We nod at one another across the room, keeping an askance-y sort of watch as we gradually move closer, tracking the clockwise and counterclockwise movement along the walls. They regard the art. They don’t want to be hustled into buying anything. I don’t want to presume. In large part, we wish the other weren’t there at all, and yet here we are. Symbiotic, somehow, despite it all. Not entirely sure about the balance of power.

Invariably, we meet in close proximity to the cheese and drink.  There are asked and unasked questions.

Why are you doing this.

Is any of it worthwhile?

What will this cost me.

Will you love me?

Where is the door?

Turns out, each bug responds to the first moments of our acquaintanceship quite differently. Patterns emerge, but individuality does, too. This has brought me to a heightened awareness of the moment when we meet – that fulcrum – that first sight instance whereupon I must make my decision of whether to ignore, provoke, forcibly relocate, kill, or mercifully transplant, and it must make its decision of run, stay, distract, attack, or engage in subterfuge. I include flirting within the category of subterfuge.

I stop and watch. Take it slow. See who’s who.

Some have that It’s about time – the fourth boxwood on the right, please, attitude and hop right on the scrap of paper as though it’s a taxi at Lincoln Center. This seems to be the prevailing attitude of the Virginia stinkbeetle.

Yet there have been a few rare stinkbeetles who have actually started to quiver violently, and hunch down with their legs splayed out past the sides of their shell because their shaking has disrupted their balance and they must tripod themselves for security. It must be agonizing, to have the legs so exposed.  From my perspective, it was alarming. I was completely taken aback. I had to go sit in the chair and collect myself. To be the cause of such alarm for another creature was completely unsettling.

Some of them rear backwards, and then race away. While it may look like fear, I suspect it’s anger.

Yesterday, one of them stopped, looked at me, raised up its back leg in a cocked position, and rained down eight or nine distinct black pellets of grainy charcoal poop. Right on my manuscript. And then lowered its leg with a slam before moving off to intimidate the miniature spider living under the adjacent windowsill.

40730009OBSERVATIONS GAINED BY A SERIES OF INTERACTIONS WITH BUGS IN MY STUDIO:

(1) healing also hurts. The only way to tell the difference between healing and injury is that after healing, one is capable of more. After injury, one is capable of less. But yes, both are painful.

(2) discomfort arises from movement and change, whereas death arises from accommodating stagnation.

(3) decision tree for building better relationships with bugs:  debilitating fear –> the rejection of protection –> getting to know the bug –> new relationships that weren’t previously possible.

(4) contaminate. get muddy. make marks. poop. fly into open windows. visit with spiders. poop.

(5) fly into walls, fall down, moan, lay on back wiggling legs, flip over, crawl, and then fly again.

(6) walk away from being the watchman, the fence builder, the line drawer, the vase.  Traditions give justifications for cowardice.  Walk towards the sofa placing the dream ahead of the fear.

40730010Haven’t caught the bugs’ reviews of the show – a few images from the Prairie Apothecary project I began at Ragdale a couple weeks ago.
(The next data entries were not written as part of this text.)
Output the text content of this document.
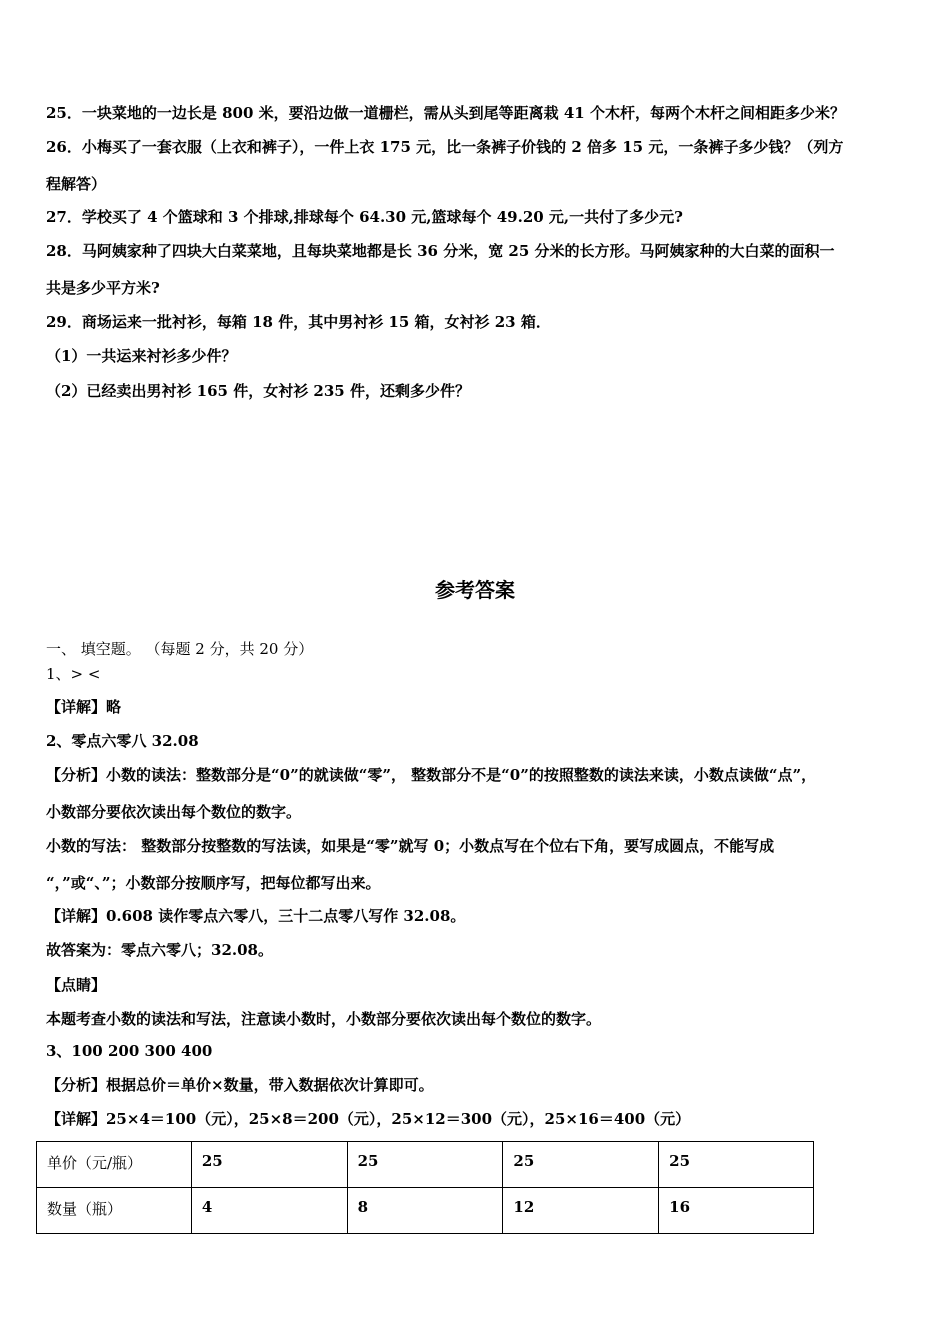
25．一块菜地的一边长是 800 米，要沿边做一道栅栏，需从头到尾等距离栽 41 个木杆，每两个木杆之间相距多少米？
26．小梅买了一套衣服（上衣和裤子），一件上衣 175 元，比一条裤子价钱的 2 倍多 15 元，一条裤子多少钱？（列方
程解答）
27．学校买了 4 个篮球和 3 个排球,排球每个 64.30 元,篮球每个 49.20 元,一共付了多少元?
28．马阿姨家种了四块大白菜菜地，且每块菜地都是长 36 分米，宽 25 分米的长方形。马阿姨家种的大白菜的面积一
共是多少平方米?
29．商场运来一批衬衫，每箱 18 件，其中男衬衫 15 箱，女衬衫 23 箱．
（1）一共运来衬衫多少件？
（2）已经卖出男衬衫 165 件，女衬衫 235 件，还剩多少件？
参考答案
一、 填空题。 （每题 2 分，共 20 分）
1、> <
【详解】略
2、零点六零八 32.08
【分析】小数的读法：整数部分是“0”的就读做“零”， 整数部分不是“0”的按照整数的读法来读，小数点读做“点”，
小数部分要依次读出每个数位的数字。
小数的写法： 整数部分按整数的写法读，如果是“零”就写 0；小数点写在个位右下角，要写成圆点，不能写成
“，”或“、”；小数部分按顺序写，把每位都写出来。
【详解】0.608 读作零点六零八，三十二点零八写作 32.08。
故答案为：零点六零八；32.08。
【点睛】
本题考查小数的读法和写法，注意读小数时，小数部分要依次读出每个数位的数字。
3、100 200 300 400
【分析】根据总价＝单价×数量，带入数据依次计算即可。
【详解】25×4＝100（元），25×8＝200（元），25×12＝300（元），25×16＝400（元）
单价（元/瓶）	25	25	25	25
数量（瓶）	4	8	12	16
I’m actually quite happy with a lot of the images, and pleased with the new-old cameras that did so well out in the field. The text that goes along with these images is a bit bleak, and it’s been good to return to find the beauty, and enjoy the delicious resonance between the two – how one amplifies the other.

But the bugs are quite absorbed with this particular body of artwork, the Prairie project. All those plants – I think there must be some bugland communication between Illinois and Virginia. An alert goes out  – hey, there was a photographer here taking our picture. Go check out what she’s gone and done with it.


Imagine the hundreds of bugs that are hidden inside these prairie pictures. With each negative containing sixty or seventy exposures, this is a whole legacy of bug life.  Perhaps these are their family photos, and thus deeply subject to interpretation.  No wonder there are so many guests in my studio these days.